Сказав это, он как-то странно и даже смешно улыбнулся, но вдруг, как бы разгорячившись, воскликнул:
– Не напоминайте мне про мой поступок три дня назад! Мне очень стыдно было эти три дня… Я знаю, что я виноват…
– Да… да что же вы такого ужасного сделали?
– Я вижу, что вам, может быть, за меня всех стыднее, Евгений Павлович; вы краснеете, это черта прекрасного сердца. Я сейчас уйду, будьте уверены.
– Да что это он? Припадки, что ли, у него так начинаются? – испуганно обратилась Лизавета Прокофьевна к Коле.
– Не обращайте внимания, Лизавета Прокофьевна, у меня не припадок; я сейчас уйду. Я знаю, что я… обижен природой. Я был двадцать четыре года болен, до двадцатичетырехлетнего возраста от рождения. Примите же как от больного и теперь. Я сейчас уйду, сейчас, будьте уверены. Я не краснею, – потому что ведь от этого странно же краснеть, не правда ли? – но в обществе я лишний… Я не от самолюбия… Я в эти три дня передумал и решил, что я вас искренно и благородно должен уведомить при первом случае. Есть такие идеи, есть высокие идеи, о которых я не должен начинать говорить, потому что я непременно всех насмешу; князь Щ. про это самое мне сейчас напомнил… У меня нет жеста приличного, чувства меры нет; у меня слова другие, а не соответственные мысли, а это унижение для этих мыслей.
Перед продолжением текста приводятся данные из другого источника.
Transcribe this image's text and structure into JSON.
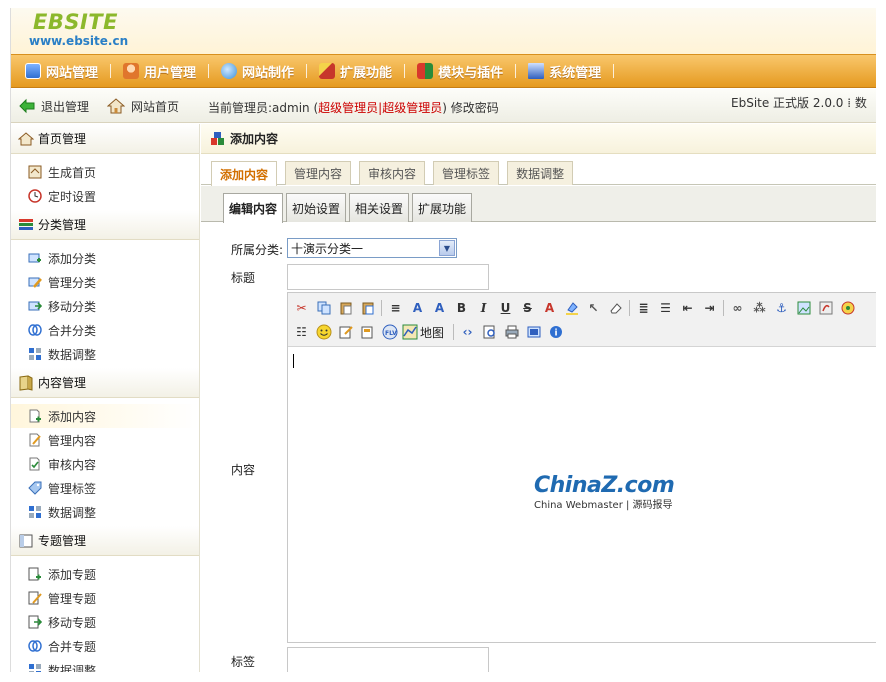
{
  "header": {
    "logo_text": "EBSITE",
    "logo_url": "www.ebsite.cn"
  },
  "topnav": [
    {
      "label": "网站管理",
      "icon": "site-icon",
      "color": "#2f6fd1"
    },
    {
      "label": "用户管理",
      "icon": "user-icon",
      "color": "#e0762c"
    },
    {
      "label": "网站制作",
      "icon": "globe-icon",
      "color": "#3a8fd8"
    },
    {
      "label": "扩展功能",
      "icon": "extension-icon",
      "color": "#c7362b"
    },
    {
      "label": "模块与插件",
      "icon": "blocks-icon",
      "color": "#2a8b3a"
    },
    {
      "label": "系统管理",
      "icon": "monitor-icon",
      "color": "#2f5fbe"
    }
  ],
  "toolbar": {
    "logout": "退出管理",
    "home": "网站首页",
    "admin_prefix": "当前管理员:admin (",
    "admin_role1": "超级管理员",
    "admin_sep": "|",
    "admin_role2": "超级管理员",
    "admin_suffix": ")",
    "change_password": "修改密码",
    "version": "EbSite 正式版  2.0.0  ⁞  数"
  },
  "sidebar": {
    "groups": [
      {
        "title": "首页管理",
        "items": [
          "生成首页",
          "定时设置"
        ]
      },
      {
        "title": "分类管理",
        "items": [
          "添加分类",
          "管理分类",
          "移动分类",
          "合并分类",
          "数据调整"
        ]
      },
      {
        "title": "内容管理",
        "items": [
          "添加内容",
          "管理内容",
          "审核内容",
          "管理标签",
          "数据调整"
        ]
      },
      {
        "title": "专题管理",
        "items": [
          "添加专题",
          "管理专题",
          "移动专题",
          "合并专题",
          "数据调整"
        ]
      }
    ]
  },
  "main": {
    "page_title": "添加内容",
    "tabs": [
      "添加内容",
      "管理内容",
      "审核内容",
      "管理标签",
      "数据调整"
    ],
    "subtabs": [
      "编辑内容",
      "初始设置",
      "相关设置",
      "扩展功能"
    ],
    "form": {
      "category_label": "所属分类:",
      "category_value": "十演示分类一",
      "title_label": "标题",
      "content_label": "内容",
      "tags_label": "标签",
      "map_button": "地图"
    },
    "watermark": {
      "main": "ChinaZ.com",
      "sub": "China Webmaster | 源码报导"
    }
  },
  "colors": {
    "nav_orange": "#e8a030",
    "active_tab": "#d26f00",
    "admin_red": "#cc0000",
    "logo_green": "#8cb82c",
    "logo_blue": "#2a7fc6"
  }
}
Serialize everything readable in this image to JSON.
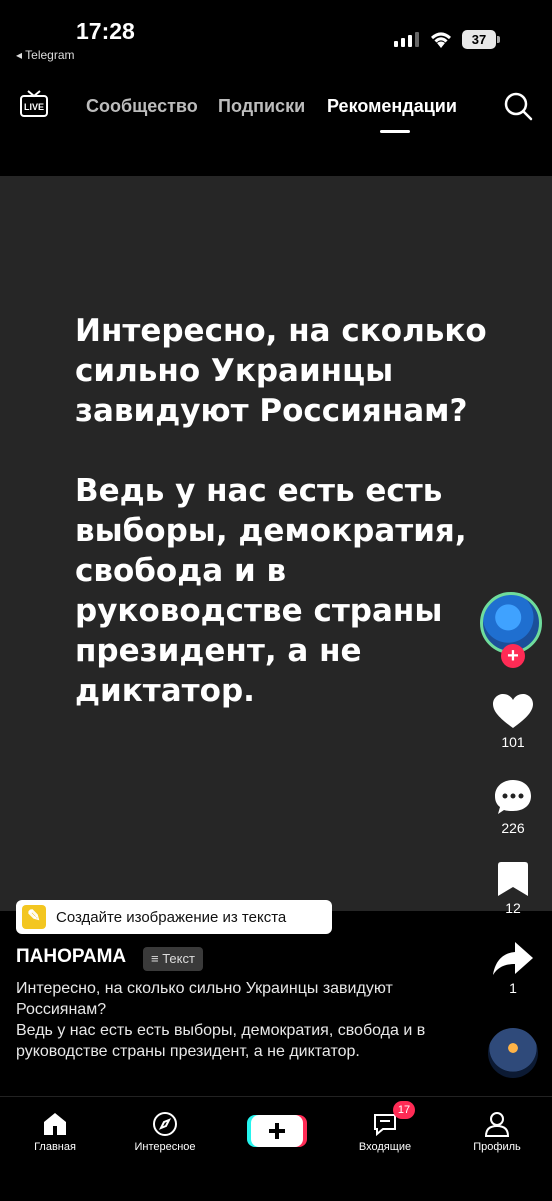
{
  "status_bar": {
    "time": "17:28",
    "back_app": "◂ Telegram",
    "battery": "37"
  },
  "top_nav": {
    "live_label": "LIVE",
    "tabs": [
      {
        "label": "Сообщество"
      },
      {
        "label": "Подписки"
      },
      {
        "label": "Рекомендации"
      }
    ]
  },
  "video": {
    "paragraph1": "Интересно, на сколько сильно Украинцы завидуют Россиянам?",
    "paragraph2": "Ведь у нас есть есть выборы, демократия, свобода и в руководстве страны президент, а не диктатор."
  },
  "actions": {
    "likes": "101",
    "comments": "226",
    "saves": "12",
    "shares": "1"
  },
  "ai_banner": {
    "text": "Создайте изображение из текста"
  },
  "post": {
    "author": "ПАНОРАМА",
    "badge": "Текст",
    "caption": "Интересно, на сколько сильно Украинцы завидуют Россиянам?\nВедь у нас есть есть выборы, демократия, свобода и в руководстве страны президент, а не диктатор."
  },
  "bottom_nav": {
    "home": "Главная",
    "discover": "Интересное",
    "inbox": "Входящие",
    "inbox_badge": "17",
    "profile": "Профиль"
  },
  "colors": {
    "accent": "#ff2b55",
    "background": "#000000",
    "video_bg": "#262626"
  }
}
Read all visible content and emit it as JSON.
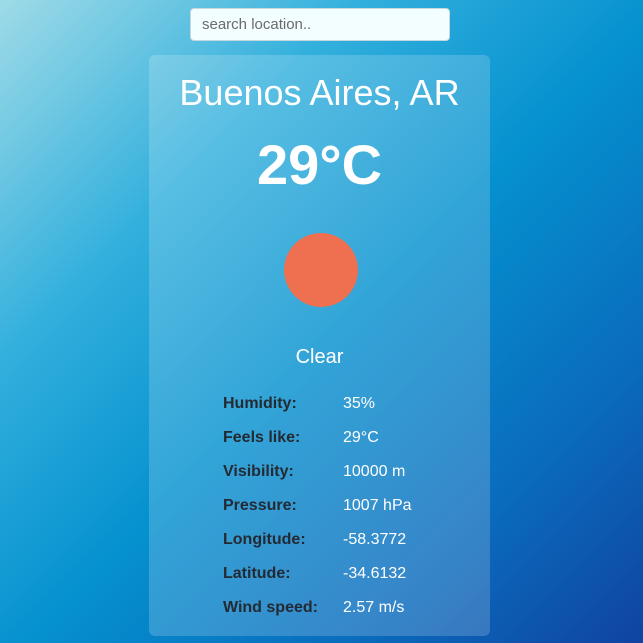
{
  "search": {
    "placeholder": "search location.."
  },
  "weather": {
    "location": "Buenos Aires, AR",
    "temperature": "29°C",
    "condition": "Clear",
    "icon": "sun-icon",
    "icon_color": "#ee7050",
    "details": [
      {
        "label": "Humidity:",
        "value": "35%"
      },
      {
        "label": "Feels like:",
        "value": "29°C"
      },
      {
        "label": "Visibility:",
        "value": "10000 m"
      },
      {
        "label": "Pressure:",
        "value": "1007 hPa"
      },
      {
        "label": "Longitude:",
        "value": "-58.3772"
      },
      {
        "label": "Latitude:",
        "value": "-34.6132"
      },
      {
        "label": "Wind speed:",
        "value": "2.57 m/s"
      }
    ]
  },
  "colors": {
    "background_start": "#9fdbe7",
    "background_end": "#1043a1",
    "label_text": "#232a33",
    "value_text": "#ffffff"
  }
}
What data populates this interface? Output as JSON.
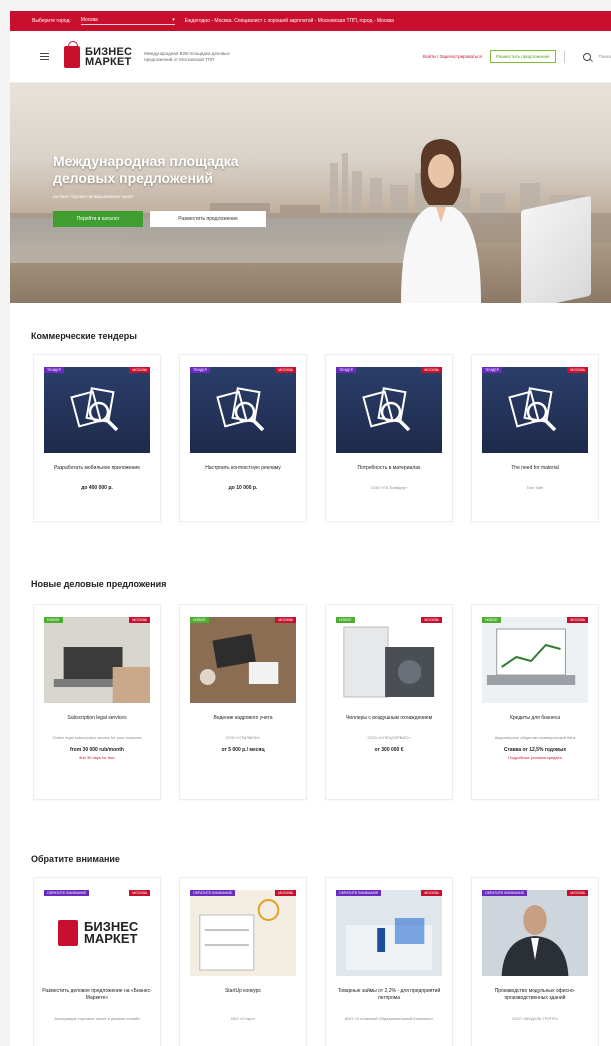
{
  "topbar": {
    "city_label": "Выберите город:",
    "city_value": "Москва",
    "news": "Еждегодно - Москва. Специалист с хорошей зарплатой - Московская ТПП, город - Москва"
  },
  "header": {
    "logo_line1": "БИЗНЕС",
    "logo_line2": "МАРКЕТ",
    "tagline": "Международная B2B-площадка деловых предложений от Московской ТПП",
    "link": "Войти / Зарегистрироваться",
    "button": "Разместить предложение",
    "search": "Поиск"
  },
  "hero": {
    "title": "Международная площадка деловых предложений",
    "subtitle": "на базе торгово-промышленных палат",
    "btn_catalog": "Перейти в каталог",
    "btn_offer": "Разместить предложение"
  },
  "sections": {
    "tenders": {
      "title": "Коммерческие тендеры",
      "items": [
        {
          "tag": "ТЕНДЕР",
          "city": "МОСКВА",
          "title": "Разработать мобильное приложение",
          "meta": "",
          "price": "до 400 000 р.",
          "note": ""
        },
        {
          "tag": "ТЕНДЕР",
          "city": "МОСКВА",
          "title": "Настроить контекстную рекламу",
          "meta": "",
          "price": "до 10 000 р.",
          "note": ""
        },
        {
          "tag": "ТЕНДЕР",
          "city": "МОСКВА",
          "title": "Потребность в материалах",
          "meta": "ООО «ГК-Трейдер»",
          "price": "",
          "note": ""
        },
        {
          "tag": "ТЕНДЕР",
          "city": "МОСКВА",
          "title": "The need for material",
          "meta": "Tanr Sofir",
          "price": "",
          "note": ""
        }
      ]
    },
    "offers": {
      "title": "Новые деловые предложения",
      "items": [
        {
          "tag": "НОВОЕ",
          "city": "МОСКВА",
          "title": "Subscription legal services",
          "meta": "Online legal subscription service for your business",
          "price": "from 30 000 rub/month",
          "note": "first 30 days for free"
        },
        {
          "tag": "НОВОЕ",
          "city": "МОСКВА",
          "title": "Ведение кадрового учета",
          "meta": "ООО «СТИЛМОН»",
          "price": "от 5 000 р./ месяц",
          "note": ""
        },
        {
          "tag": "НОВОЕ",
          "city": "МОСКВА",
          "title": "Чиллеры с воздушным охлаждением",
          "meta": "ООО «СПЕЦСЕРВИС»",
          "price": "от 300 000 €",
          "note": ""
        },
        {
          "tag": "НОВОЕ",
          "city": "МОСКВА",
          "title": "Кредиты для бизнеса",
          "meta": "Акционерное общество коммерческий банк",
          "price": "Ставка от 12,5% годовых",
          "note": "Подробные условия кредита"
        }
      ]
    },
    "attention": {
      "title": "Обратите внимание",
      "items": [
        {
          "tag": "ОБРАТИТЕ ВНИМАНИЕ",
          "city": "МОСКВА",
          "title": "Разместить деловое предложение на «Бизнес-Маркете»",
          "meta": "Ассоциация торговых палат в режиме онлайн",
          "price": "",
          "note": ""
        },
        {
          "tag": "ОБРАТИТЕ ВНИМАНИЕ",
          "city": "МОСКВА",
          "title": "StartUp конкурс",
          "meta": "НКО «Старт»",
          "price": "",
          "note": ""
        },
        {
          "tag": "ОБРАТИТЕ ВНИМАНИЕ",
          "city": "МОСКВА",
          "title": "Товарные займы от 2,2% - для предприятий легпрома",
          "meta": "АНО «Столичный Образовательный Комплекс»",
          "price": "",
          "note": ""
        },
        {
          "tag": "ОБРАТИТЕ ВНИМАНИЕ",
          "city": "МОСКВА",
          "title": "Производство модульных офисно-производственных зданий",
          "meta": "ООО «МОДУЛЬ ГРУПП»",
          "price": "",
          "note": ""
        }
      ]
    }
  },
  "colors": {
    "brand_red": "#c8102e",
    "green": "#3f9e2f",
    "purple": "#6a2bbf"
  }
}
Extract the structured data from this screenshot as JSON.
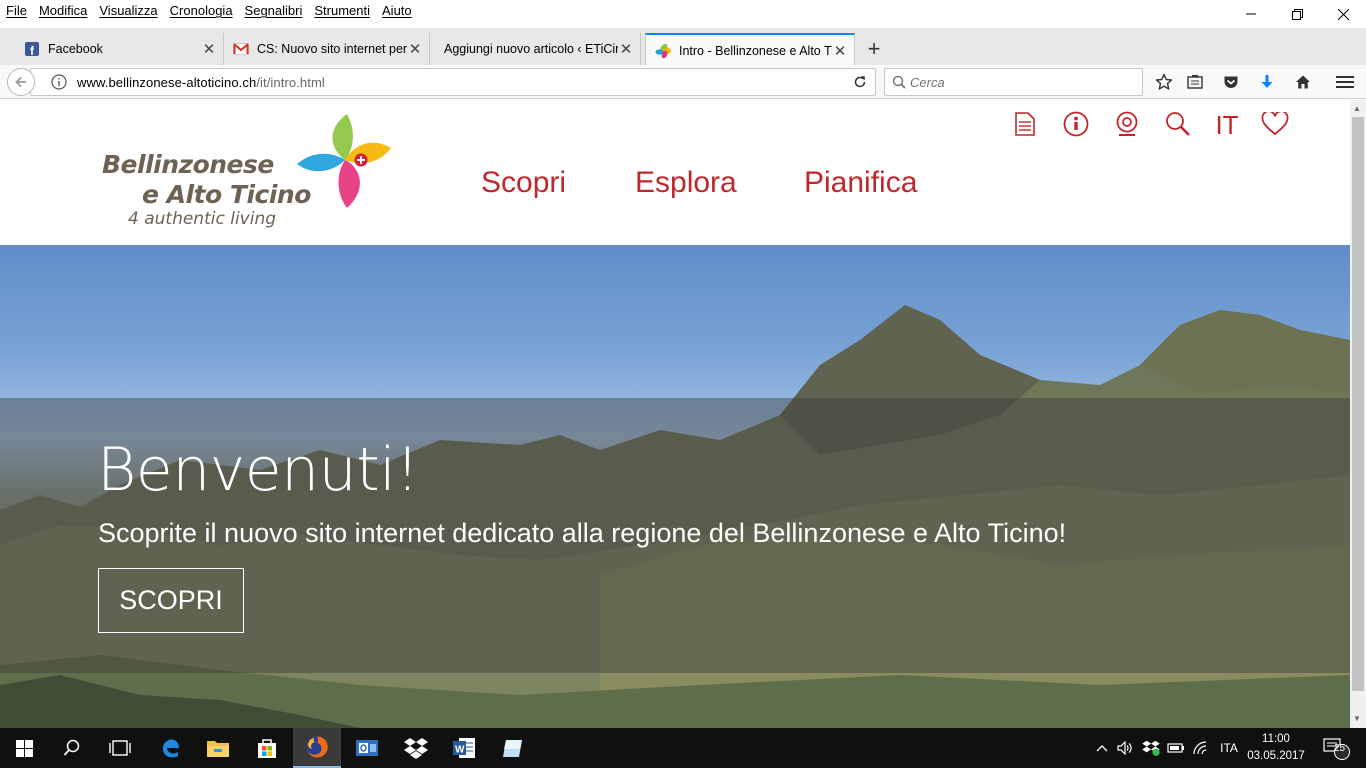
{
  "menubar": {
    "items": [
      "File",
      "Modifica",
      "Visualizza",
      "Cronologia",
      "Segnalibri",
      "Strumenti",
      "Aiuto"
    ]
  },
  "tabs": [
    {
      "title": "Facebook",
      "icon": "facebook-icon"
    },
    {
      "title": "CS: Nuovo sito internet per i",
      "icon": "gmail-icon"
    },
    {
      "title": "Aggiungi nuovo articolo ‹ ETiCin",
      "icon": ""
    },
    {
      "title": "Intro - Bellinzonese e Alto Ti",
      "icon": "site-flower-icon",
      "active": true
    }
  ],
  "urlbar": {
    "domain": "www.bellinzonese-altoticino.ch",
    "path": "/it/intro.html"
  },
  "search": {
    "placeholder": "Cerca"
  },
  "site": {
    "logo": {
      "line1": "Bellinzonese",
      "line2": "e Alto Ticino",
      "tagline": "4 authentic living"
    },
    "nav": [
      "Scopri",
      "Esplora",
      "Pianifica"
    ],
    "lang": "IT",
    "colors": {
      "accent": "#c0272d",
      "logo_text": "#6e6252"
    }
  },
  "hero": {
    "title": "Benvenuti!",
    "subtitle": "Scoprite il nuovo sito internet dedicato alla regione del Bellinzonese e Alto Ticino!",
    "button": "SCOPRI"
  },
  "taskbar": {
    "lang": "ITA",
    "time": "11:00",
    "date": "03.05.2017",
    "notifications": "25"
  }
}
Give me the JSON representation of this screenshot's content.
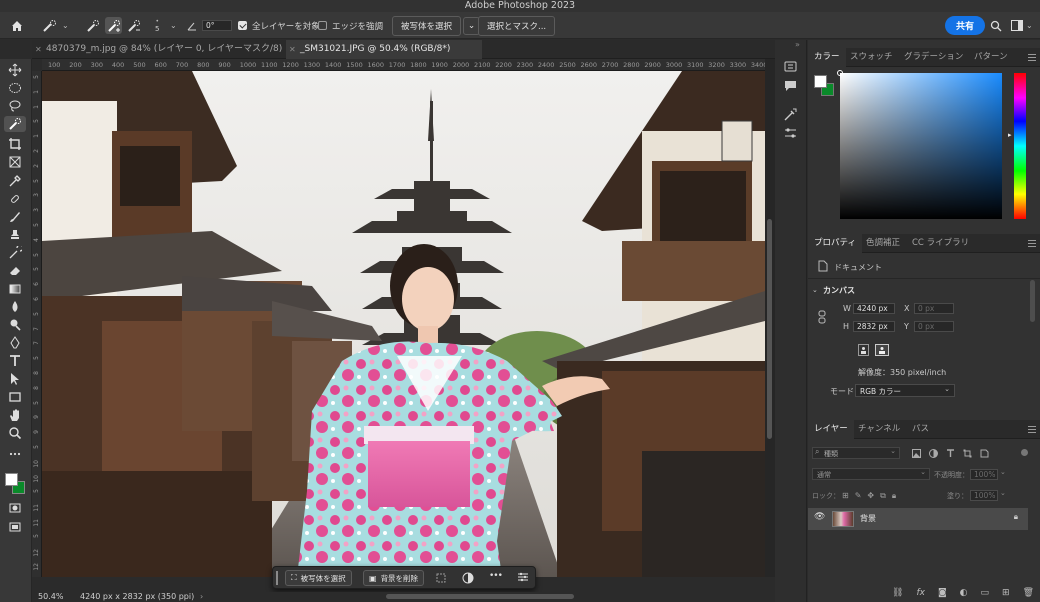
{
  "app": {
    "title": "Adobe Photoshop 2023"
  },
  "options": {
    "angle": "0°",
    "brush_size": "5",
    "sample_all_layers": "全レイヤーを対象",
    "enhance_edge": "エッジを強調",
    "select_subject": "被写体を選択",
    "select_and_mask": "選択とマスク...",
    "share": "共有"
  },
  "tabs": [
    {
      "label": "4870379_m.jpg @ 84% (レイヤー 0, レイヤーマスク/8) *"
    },
    {
      "label": "_SM31021.JPG @ 50.4% (RGB/8*)"
    }
  ],
  "ruler_top": [
    "100",
    "200",
    "300",
    "400",
    "500",
    "600",
    "700",
    "800",
    "900",
    "1000",
    "1100",
    "1200",
    "1300",
    "1400",
    "1500",
    "1600",
    "1700",
    "1800",
    "1900",
    "2000",
    "2100",
    "2200",
    "2300",
    "2400",
    "2500",
    "2600",
    "2700",
    "2800",
    "2900",
    "3000",
    "3100",
    "3200",
    "3300",
    "3400"
  ],
  "ruler_left": [
    "5",
    "1",
    "1",
    "5",
    "1",
    "2",
    "2",
    "5",
    "3",
    "3",
    "5",
    "4",
    "5",
    "5",
    "6",
    "6",
    "5",
    "7",
    "7",
    "5",
    "8",
    "8",
    "5",
    "9",
    "9",
    "5",
    "10",
    "10",
    "5",
    "11",
    "11",
    "5",
    "12",
    "12"
  ],
  "status": {
    "zoom": "50.4%",
    "doc_size": "4240 px x 2832 px (350 ppi)"
  },
  "context_bar": {
    "select_subject": "被写体を選択",
    "remove_background": "背景を削除",
    "more": "•••"
  },
  "color_panel": {
    "tabs": [
      "カラー",
      "スウォッチ",
      "グラデーション",
      "パターン"
    ],
    "foreground": "#ffffff",
    "background": "#0a8a2a"
  },
  "properties_panel": {
    "tabs": [
      "プロパティ",
      "色調補正",
      "CC ライブラリ"
    ],
    "document_label": "ドキュメント",
    "canvas_label": "カンバス",
    "w_label": "W",
    "w_value": "4240 px",
    "h_label": "H",
    "h_value": "2832 px",
    "x_label": "X",
    "x_value": "0 px",
    "y_label": "Y",
    "y_value": "0 px",
    "resolution": "解像度：350 pixel/inch",
    "mode_label": "モード",
    "mode_value": "RGB カラー"
  },
  "layers_panel": {
    "tabs": [
      "レイヤー",
      "チャンネル",
      "パス"
    ],
    "filter_kind": "種類",
    "blend_mode": "通常",
    "opacity_label": "不透明度：",
    "opacity_value": "100%",
    "lock_label": "ロック：",
    "fill_label": "塗り：",
    "fill_value": "100%",
    "layers": [
      {
        "name": "背景"
      }
    ],
    "bottom_icons": [
      "link-icon",
      "fx",
      "mask-icon",
      "adjustment-icon",
      "folder-icon",
      "new-layer-icon",
      "trash-icon"
    ]
  }
}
И потому я не имею права… к тому же я мнителен, я… я убежден, что в этом доме меня не могут обидеть и любят меня более, чем я стою, но я знаю (я ведь наверно знаю), что после двадцати лет болезни непременно должно было что-нибудь да остаться, так что нельзя не смеяться надо мной… иногда… ведь так?
Он как бы ждал ответа и решения, озираясь кругом. Все стояли в тяжелом недоумении от этой неожиданной, болезненной и, казалось бы, во всяком случае беспричинной выходки. Но эта выходка подала повод к странному эпизоду.
– Для чего вы это здесь говорите? – вдруг вскричала Аглая, – для чего вы это
Казалось, она была в последней степени негодования: глаза ее метали искры. Князь стоял пред ней немой и безгласный и вдруг побледнел.
– Здесь ни одного нет, который бы стоил таких слов! – разразилась Аглая, – здесь все, все не стоят вашего мизинца, ни ума, ни сердца вашего! Вы честнее всех, благороднее всех, лучше всех, добрее всех, умнее всех! Здесь есть недостойные нагнуться и поднять платок, который вы сейчас уронили… Для чего же вы себя унижаете и ставите ниже всех? Зачем вы всё в себе исковеркали, зачем в вас гордости нет?
– Господи, можно ли было подумать? – всплеснула руками Лизавета Прокофьевна.
– Рыцарь бедный! Ура! – крикнул в упоении Коля.
– Молчите!.. Как смеют меня здесь обижать в вашем доме! – набросилась вдруг Аглая на Лизавету Прокофьевну, уже в том истерическом состоянии, когда не смотрят ни на какую черту и переходят всякое препятствие. – Зачем меня все, все до единого мучают! Зачем они, князь, все три дня пристают ко мне из-за вас? Я ни за что за вас не выйду замуж! Знайте, что ни за что и никогда! Знайте это! Разве можно выйти за такого смешного, как вы? Вы посмотрите теперь в зеркало на себя, какой вы стоите теперь!.. Зачем, зачем они дразнят меня, что я за вас выйду замуж? Вы должны это знать! Вы тоже в заговоре с ними!
– Никто никогда не дразнил! – пробормотала в испуге Аделаида.